The anti-Goldman message rankled some on Wall Street, although several alums of the bank had major roles in Trump's campaign and are bound for senior administration posts.

"That Trump is willing to take this step does suggest the political risk to the biggest banks may be diminishing," said Jaret Seiberg, an analyst at Cowen & Co.

The NEC coordinates economic policy across agencies, a key role for Trump's promise to jumpstart the economy after years of tepid growth.

In a recent interview with CNBC, Cohn worried that an interest rate hike by the Federal Reserve without corresponding action by other central banks could damage the U.S. economy.

"I am concerned (about) how much U.S. rates can dislocate from the rest of the world, and I think that's a big issue," Cohn said.

Former Harvard University President Larry Summers served as President Barack Obama's first NEC director in 2009 and played a leading role in crafting the administration's primary response to the financial crisis - a stimulus package that was later criticized for being inadequate to boost the economy.

Cohn, who is also Goldman's chief operating officer, hails from one of the most respected Wall Street establishments and would follow former Goldman executives Robert Rubin and Stephen Friedman in running the NEC.

"I think Trump feels confident that the establishment will help him fix some of our problems," said Jerry Braakman, chief investment officer of First American Trust.

Cohn was widely seen as Blankfein's heir apparent and his exit may give rise to a new group of leaders at the bank, most of whom have spent more than 20 years there.

NBC reported earlier that Trump had offered Cohn the job.

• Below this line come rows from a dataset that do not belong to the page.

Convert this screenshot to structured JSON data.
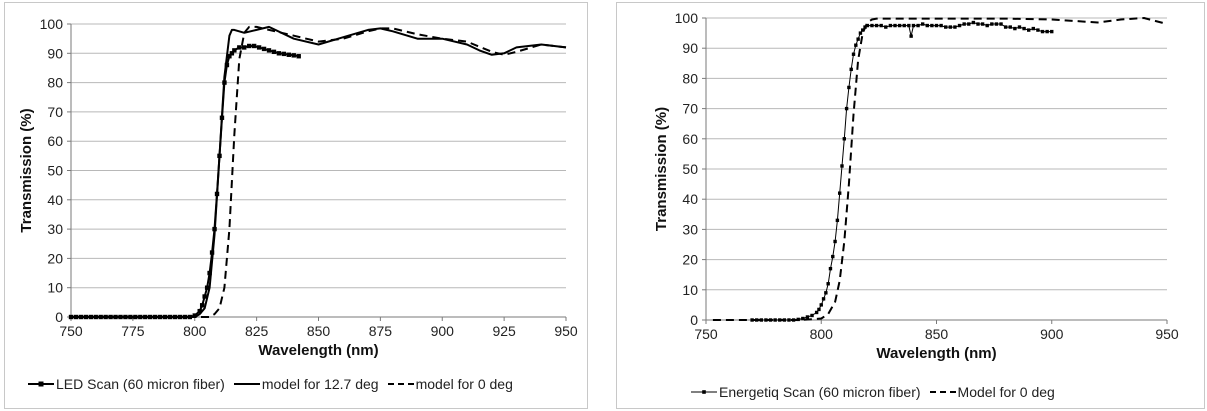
{
  "chart_data": [
    {
      "type": "line",
      "xlabel": "Wavelength (nm)",
      "ylabel": "Transmission (%)",
      "xlim": [
        750,
        950
      ],
      "ylim": [
        0,
        100
      ],
      "xticks": [
        750,
        775,
        800,
        825,
        850,
        875,
        900,
        925,
        950
      ],
      "yticks": [
        0,
        10,
        20,
        30,
        40,
        50,
        60,
        70,
        80,
        90,
        100
      ],
      "grid": "horizontal",
      "legend_position": "bottom",
      "series": [
        {
          "name": "LED Scan (60 micron fiber)",
          "style": "solid-markers",
          "color": "#000000",
          "x": [
            750,
            752,
            754,
            756,
            758,
            760,
            762,
            764,
            766,
            768,
            770,
            772,
            774,
            776,
            778,
            780,
            782,
            784,
            786,
            788,
            790,
            792,
            794,
            796,
            798,
            800,
            802,
            803,
            804,
            805,
            806,
            807,
            808,
            809,
            810,
            811,
            812,
            813,
            814,
            815,
            816,
            818,
            820,
            822,
            824,
            826,
            828,
            830,
            832,
            834,
            836,
            838,
            840,
            842
          ],
          "y": [
            0,
            0,
            0,
            0,
            0,
            0,
            0,
            0,
            0,
            0,
            0,
            0,
            0,
            0,
            0,
            0,
            0,
            0,
            0,
            0,
            0,
            0,
            0,
            0,
            0,
            0.5,
            2,
            4,
            7,
            10,
            15,
            22,
            30,
            42,
            55,
            68,
            80,
            86,
            89,
            90,
            91,
            92,
            92,
            92.5,
            92.5,
            92,
            91.5,
            91,
            90.5,
            90,
            89.8,
            89.5,
            89.3,
            89
          ]
        },
        {
          "name": "model for 12.7 deg",
          "style": "solid",
          "color": "#000000",
          "x": [
            750,
            800,
            802,
            804,
            806,
            808,
            810,
            812,
            814,
            815,
            816,
            820,
            825,
            830,
            840,
            850,
            860,
            870,
            875,
            880,
            890,
            900,
            910,
            915,
            920,
            925,
            930,
            940,
            950
          ],
          "y": [
            0,
            0,
            1,
            3,
            10,
            28,
            55,
            82,
            96,
            98,
            98,
            97,
            98,
            99,
            95,
            93,
            95.5,
            98,
            98.5,
            97.5,
            95,
            95,
            93,
            91,
            89.5,
            90,
            92,
            93,
            92
          ]
        },
        {
          "name": "model for 0 deg",
          "style": "dashed",
          "color": "#000000",
          "x": [
            750,
            800,
            806,
            808,
            810,
            812,
            814,
            816,
            818,
            820,
            822,
            825,
            830,
            840,
            850,
            860,
            870,
            875,
            880,
            890,
            900,
            910,
            920,
            925,
            930,
            940,
            950
          ],
          "y": [
            0,
            0,
            0,
            1,
            3,
            10,
            30,
            62,
            88,
            97,
            99,
            99,
            98,
            96,
            94,
            95,
            97.5,
            98.5,
            98.5,
            96.5,
            95,
            94,
            90.5,
            89.5,
            90.5,
            93,
            92
          ]
        }
      ]
    },
    {
      "type": "line",
      "xlabel": "Wavelength (nm)",
      "ylabel": "Transmission (%)",
      "xlim": [
        750,
        950
      ],
      "ylim": [
        0,
        100
      ],
      "xticks": [
        750,
        800,
        850,
        900,
        950
      ],
      "yticks": [
        0,
        10,
        20,
        30,
        40,
        50,
        60,
        70,
        80,
        90,
        100
      ],
      "grid": "horizontal",
      "legend_position": "bottom",
      "series": [
        {
          "name": "Energetiq Scan (60 micron fiber)",
          "style": "thin-markers",
          "color": "#000000",
          "x": [
            770,
            772,
            774,
            776,
            778,
            780,
            782,
            784,
            786,
            788,
            790,
            792,
            794,
            796,
            798,
            799,
            800,
            801,
            802,
            803,
            804,
            805,
            806,
            807,
            808,
            809,
            810,
            811,
            812,
            813,
            814,
            815,
            816,
            817,
            818,
            819,
            820,
            822,
            824,
            826,
            828,
            830,
            832,
            834,
            836,
            838,
            839,
            840,
            842,
            844,
            846,
            848,
            850,
            852,
            854,
            856,
            858,
            860,
            862,
            864,
            866,
            868,
            870,
            872,
            874,
            876,
            878,
            880,
            882,
            884,
            886,
            888,
            890,
            892,
            894,
            896,
            898,
            900
          ],
          "y": [
            0,
            0,
            0,
            0,
            0,
            0,
            0,
            0,
            0,
            0,
            0.2,
            0.5,
            1,
            1.5,
            2.5,
            3.5,
            5,
            7,
            9,
            12,
            17,
            21,
            26,
            33,
            42,
            51,
            60,
            70,
            77,
            83,
            88,
            91,
            93,
            95,
            96,
            97,
            97.5,
            97.5,
            97.5,
            97.5,
            97,
            97.5,
            97.5,
            97.5,
            97.5,
            97.5,
            94,
            97.5,
            97.5,
            98,
            97.5,
            97.5,
            97.5,
            97.5,
            97,
            97,
            97,
            97.5,
            98,
            98,
            98.5,
            98,
            98,
            97.5,
            98,
            98,
            98,
            97,
            97,
            96.5,
            97,
            96.5,
            96,
            96.5,
            96,
            95.5,
            95.5,
            95.5
          ]
        },
        {
          "name": "Model for 0 deg",
          "style": "dashed",
          "color": "#000000",
          "x": [
            753,
            790,
            795,
            800,
            803,
            806,
            808,
            810,
            812,
            814,
            816,
            818,
            820,
            822,
            824,
            830,
            850,
            880,
            900,
            920,
            930,
            940,
            950
          ],
          "y": [
            0,
            0,
            0.2,
            0.5,
            2,
            6,
            13,
            26,
            45,
            68,
            86,
            95,
            98.5,
            99.5,
            99.8,
            99.8,
            99.8,
            99.8,
            99.5,
            98.5,
            99.5,
            100,
            98
          ]
        }
      ]
    }
  ]
}
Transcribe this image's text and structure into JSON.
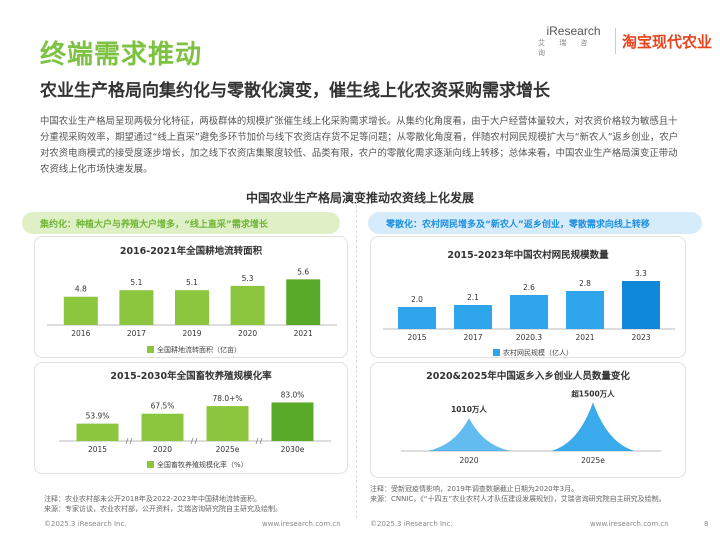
{
  "header": {
    "title": "终端需求推动",
    "logo_iresearch": "iResearch",
    "logo_iresearch_sub": "艾 瑞 咨 询",
    "logo_partner": "淘宝现代农业"
  },
  "subtitle": "农业生产格局向集约化与零散化演变，催生线上化农资采购需求增长",
  "intro": "中国农业生产格局呈现两极分化特征，两极群体的规模扩张催生线上化采购需求增长。从集约化角度看，由于大户经营体量较大，对农资价格较为敏感且十分重视采购效率，期望通过“线上直采”避免多环节加价与线下农资店存货不足等问题；从零散化角度看，伴随农村网民规模扩大与“新农人”返乡创业，农户对农资电商模式的接受度逐步增长，加之线下农资店集聚度较低、品类有限，农户的零散化需求逐渐向线上转移；总体来看，中国农业生产格局演变正带动农资线上化市场快速发展。",
  "main_title": "中国农业生产格局演变推动农资线上化发展",
  "banners": {
    "left": "集约化：种植大户与养殖大户增多，“线上直采”需求增长",
    "right": "零散化：农村网民增多及“新农人”返乡创业，零散需求向线上转移"
  },
  "colors": {
    "green_accent": "#7dc241",
    "green_bar": "#8cc63f",
    "green_last": "#5aaa2a",
    "blue_bar": "#2ea5ea",
    "blue_last": "#1088da",
    "blue_mountain": "#2ea5ea"
  },
  "chart_data": [
    {
      "type": "bar",
      "title": "2016-2021年全国耕地流转面积",
      "categories": [
        "2016",
        "2017",
        "2019",
        "2020",
        "2021"
      ],
      "values": [
        4.8,
        5.1,
        5.1,
        5.3,
        5.6
      ],
      "value_labels": [
        "4.8",
        "5.1",
        "5.1",
        "5.3",
        "5.6"
      ],
      "legend": "全国耕地流转面积（亿亩）"
    },
    {
      "type": "bar",
      "title": "2015-2030年全国畜牧养殖规模化率",
      "categories": [
        "2015",
        "2020",
        "2025e",
        "2030e"
      ],
      "values": [
        53.9,
        67.5,
        78.0,
        83.0
      ],
      "value_labels": [
        "53.9%",
        "67.5%",
        "78.0+%",
        "83.0%"
      ],
      "legend": "全国畜牧养殖规模化率（%）"
    },
    {
      "type": "bar",
      "title": "2015-2023年中国农村网民规模数量",
      "categories": [
        "2015",
        "2017",
        "2020.3",
        "2021",
        "2023"
      ],
      "values": [
        2.0,
        2.1,
        2.6,
        2.8,
        3.3
      ],
      "value_labels": [
        "2.0",
        "2.1",
        "2.6",
        "2.8",
        "3.3"
      ],
      "legend": "农村网民规模（亿人）"
    },
    {
      "type": "area",
      "title": "2020&2025年中国返乡入乡创业人员数量变化",
      "categories": [
        "2020",
        "2025e"
      ],
      "values": [
        1010,
        1500
      ],
      "value_labels": [
        "1010万人",
        "超1500万人"
      ]
    }
  ],
  "notes": {
    "left": "注释：农业农村部未公开2018年及2022-2023年中国耕地流转面积。\n来源：专家访谈，农业农村部，公开资料，艾瑞咨询研究院自主研究及绘制。",
    "right": "注释：受新冠疫情影响，2019年调查数据截止日期为2020年3月。\n来源：CNNIC，《“十四五”农业农村人才队伍建设发展规划》，艾瑞咨询研究院自主研究及绘制。"
  },
  "footer": {
    "copyright": "©2025.3 iResearch Inc.",
    "url": "www.iresearch.com.cn",
    "page": "8"
  }
}
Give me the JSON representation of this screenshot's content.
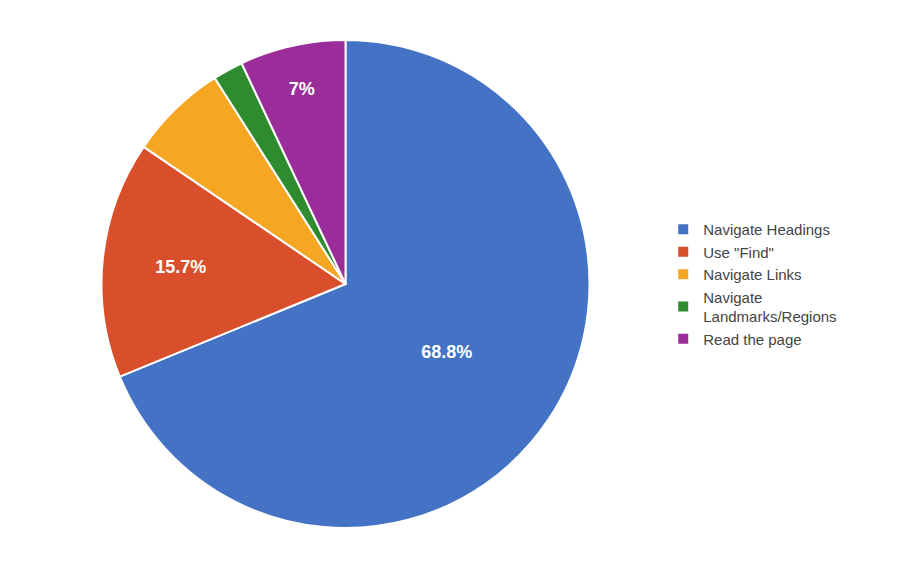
{
  "chart_data": {
    "type": "pie",
    "categories": [
      "Navigate Headings",
      "Use \"Find\"",
      "Navigate Links",
      "Navigate\nLandmarks/Regions",
      "Read the page"
    ],
    "values": [
      68.8,
      15.7,
      6.5,
      2.0,
      7.0
    ],
    "value_labels": [
      "68.8%",
      "15.7%",
      null,
      null,
      "7%"
    ],
    "colors": [
      "#4472C4",
      "#D94F2B",
      "#F5A623",
      "#2E8B2E",
      "#9B2D9B"
    ],
    "data_labels": true,
    "legend": "right"
  }
}
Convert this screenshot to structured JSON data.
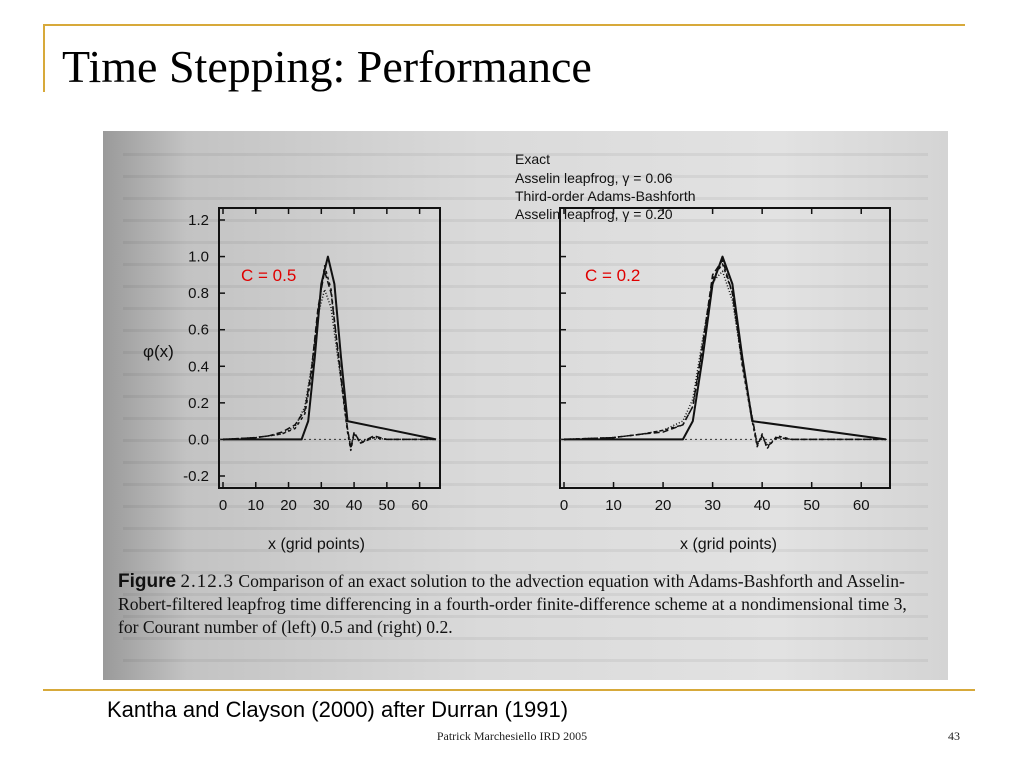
{
  "slide": {
    "title": "Time Stepping: Performance",
    "credit": "Kantha and Clayson (2000) after Durran (1991)",
    "footer": "Patrick Marchesiello IRD 2005",
    "page_number": "43",
    "accent_color": "#d7a93a"
  },
  "figure": {
    "caption_label": "Figure",
    "caption_number": "2.12.3",
    "caption_text": "Comparison of an exact solution to the advection equation with Adams-Bashforth and Asselin-Robert-filtered leapfrog time differencing in a fourth-order finite-difference scheme at a nondimensional time 3, for Courant number of (left) 0.5 and (right) 0.2."
  },
  "chart_data": [
    {
      "type": "line",
      "annotation": "C = 0.5",
      "annotation_color": "#e00000",
      "xlabel": "x (grid points)",
      "ylabel": "φ(x)",
      "xlim": [
        0,
        65
      ],
      "ylim": [
        -0.2,
        1.2
      ],
      "xticks": [
        0,
        10,
        20,
        30,
        40,
        50,
        60
      ],
      "yticks": [
        "-0.2",
        "0.0",
        "0.2",
        "0.4",
        "0.6",
        "0.8",
        "1.0",
        "1.2"
      ],
      "legend": [
        "Exact",
        "Asselin leapfrog, γ = 0.06",
        "Third-order Adams-Bashforth",
        "Asselin leapfrog, γ = 0.20"
      ],
      "legend_placement": "top",
      "series": [
        {
          "name": "Exact",
          "x": [
            0,
            24,
            26,
            28,
            30,
            32,
            34,
            36,
            38,
            65
          ],
          "y": [
            0,
            0,
            0.1,
            0.45,
            0.85,
            1.0,
            0.85,
            0.45,
            0.1,
            0
          ]
        },
        {
          "name": "Asselin leapfrog, γ = 0.06",
          "x": [
            0,
            10,
            14,
            18,
            22,
            25,
            27,
            29,
            31,
            33,
            35,
            37,
            38,
            39,
            40,
            42,
            46,
            50,
            55,
            65
          ],
          "y": [
            0,
            0.01,
            0.02,
            0.03,
            0.06,
            0.14,
            0.35,
            0.7,
            0.95,
            0.82,
            0.48,
            0.18,
            0.04,
            -0.06,
            0.03,
            -0.02,
            0.01,
            0,
            0,
            0
          ]
        },
        {
          "name": "Third-order Adams-Bashforth",
          "x": [
            0,
            10,
            14,
            18,
            22,
            25,
            27,
            29,
            31,
            33,
            35,
            37,
            38,
            39,
            40,
            42,
            46,
            50,
            55,
            65
          ],
          "y": [
            0,
            0.01,
            0.02,
            0.04,
            0.08,
            0.16,
            0.38,
            0.72,
            0.92,
            0.8,
            0.5,
            0.2,
            0.06,
            -0.05,
            0.04,
            -0.02,
            0.02,
            0,
            0,
            0
          ]
        },
        {
          "name": "Asselin leapfrog, γ = 0.20",
          "x": [
            0,
            10,
            14,
            18,
            22,
            25,
            27,
            29,
            31,
            33,
            35,
            37,
            38,
            39,
            40,
            42,
            46,
            50,
            55,
            65
          ],
          "y": [
            0,
            0.01,
            0.02,
            0.03,
            0.07,
            0.18,
            0.4,
            0.68,
            0.82,
            0.72,
            0.45,
            0.2,
            0.06,
            -0.04,
            0.03,
            -0.01,
            0.01,
            0,
            0,
            0
          ]
        }
      ]
    },
    {
      "type": "line",
      "annotation": "C = 0.2",
      "annotation_color": "#e00000",
      "xlabel": "x (grid points)",
      "ylabel": "",
      "xlim": [
        0,
        65
      ],
      "ylim": [
        -0.2,
        1.2
      ],
      "xticks": [
        0,
        10,
        20,
        30,
        40,
        50,
        60
      ],
      "yticks": [],
      "series": [
        {
          "name": "Exact",
          "x": [
            0,
            24,
            26,
            28,
            30,
            32,
            34,
            36,
            38,
            65
          ],
          "y": [
            0,
            0,
            0.1,
            0.45,
            0.85,
            1.0,
            0.85,
            0.45,
            0.1,
            0
          ]
        },
        {
          "name": "Asselin leapfrog, γ = 0.06",
          "x": [
            0,
            10,
            16,
            20,
            24,
            26,
            28,
            30,
            32,
            34,
            36,
            38,
            39,
            40,
            41,
            43,
            46,
            50,
            55,
            65
          ],
          "y": [
            0,
            0.01,
            0.03,
            0.05,
            0.08,
            0.18,
            0.5,
            0.88,
            0.96,
            0.8,
            0.4,
            0.1,
            -0.04,
            0.03,
            -0.05,
            0.02,
            0,
            0,
            0,
            0
          ]
        },
        {
          "name": "Third-order Adams-Bashforth",
          "x": [
            0,
            10,
            16,
            20,
            24,
            26,
            28,
            30,
            32,
            34,
            36,
            38,
            39,
            40,
            41,
            43,
            46,
            50,
            55,
            65
          ],
          "y": [
            0,
            0.01,
            0.03,
            0.04,
            0.08,
            0.18,
            0.52,
            0.9,
            0.98,
            0.8,
            0.42,
            0.12,
            -0.03,
            0.02,
            -0.04,
            0.01,
            0,
            0,
            0,
            0
          ]
        },
        {
          "name": "Asselin leapfrog, γ = 0.20",
          "x": [
            0,
            10,
            16,
            20,
            24,
            26,
            28,
            30,
            32,
            34,
            36,
            38,
            39,
            40,
            41,
            43,
            46,
            50,
            55,
            65
          ],
          "y": [
            0,
            0.01,
            0.03,
            0.05,
            0.1,
            0.22,
            0.55,
            0.86,
            0.92,
            0.76,
            0.42,
            0.12,
            -0.02,
            0.02,
            -0.03,
            0.01,
            0,
            0,
            0,
            0
          ]
        }
      ]
    }
  ]
}
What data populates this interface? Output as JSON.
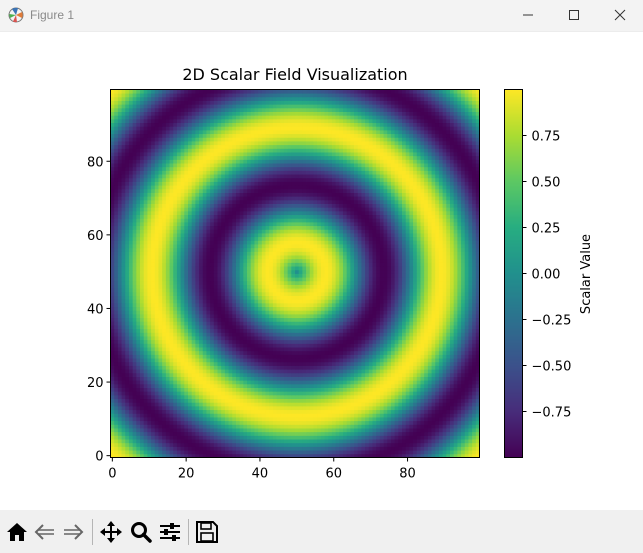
{
  "window": {
    "title": "Figure 1",
    "icons": [
      "matplotlib-icon",
      "minimize-icon",
      "maximize-icon",
      "close-icon"
    ]
  },
  "toolbar": {
    "buttons": [
      {
        "name": "home-button",
        "icon": "home-icon"
      },
      {
        "name": "back-button",
        "icon": "back-arrow-icon"
      },
      {
        "name": "forward-button",
        "icon": "forward-arrow-icon"
      },
      {
        "name": "pan-button",
        "icon": "move-icon"
      },
      {
        "name": "zoom-button",
        "icon": "magnifier-icon"
      },
      {
        "name": "configure-subplots-button",
        "icon": "sliders-icon"
      },
      {
        "name": "save-button",
        "icon": "floppy-disk-icon"
      }
    ]
  },
  "chart_data": {
    "type": "heatmap",
    "title": "2D Scalar Field Visualization",
    "colormap": "viridis",
    "grid_size": [
      100,
      100
    ],
    "field": "sin(r / 5), r = distance from center (50, 50)",
    "center": [
      50,
      50
    ],
    "wavelength": 31.4,
    "xlim": [
      -0.5,
      99.5
    ],
    "ylim": [
      -0.5,
      99.5
    ],
    "xticks": [
      0,
      20,
      40,
      60,
      80
    ],
    "yticks": [
      0,
      20,
      40,
      60,
      80
    ],
    "xlabel": "",
    "ylabel": "",
    "colorbar": {
      "label": "Scalar Value",
      "range": [
        -1,
        1
      ],
      "ticks": [
        0.75,
        0.5,
        0.25,
        0.0,
        -0.25,
        -0.5,
        -0.75
      ],
      "tick_labels": [
        "0.75",
        "0.50",
        "0.25",
        "0.00",
        "−0.25",
        "−0.50",
        "−0.75"
      ]
    },
    "grid": false
  }
}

A Goldman Sachs spokesman was not immediately available for comment.

Cohn is a former Goldman commodities trader from Ohio who joined the firm in 1990. He served in leadership roles in bond trading, eventually becoming co-president in 2006.

According to Thomson Reuters data, he has $190 million worth of stock in Goldman.

In 2010, Cohn testified before the federal commission examining the roots of the financial crisis, denying charges that Goldman had bet against its clients who held risky mortgage-backed securities.

Cohn struggled with dyslexia as a child and bounced from school to school and has often talked of his unlikely path to Wall Street. One teacher told his parents if they were really lucky he might grow up to be a truck driver.

He was known throughout Goldman for his direct and abrasive manner in dealing with colleagues, although he has become more polished in recent years, current and former executives said.

Cohn would join at least two other former Goldman bankers in the Trump administration, including Treasury Secretary-designate Steven Mnuchin and White House adviser Steve Bannon.

The abundance of Wall Street faces on his team exposes Trump to criticism he is veering away from pledges to protect American workers from powerful interests.

"Gary Cohn's bank helped cause the 2008 financial crisis (and) he shouldn't have anything to do with America's economic policies," said Karl Frisch, executive director of Allied Progress, a left-leaning nonprofit group.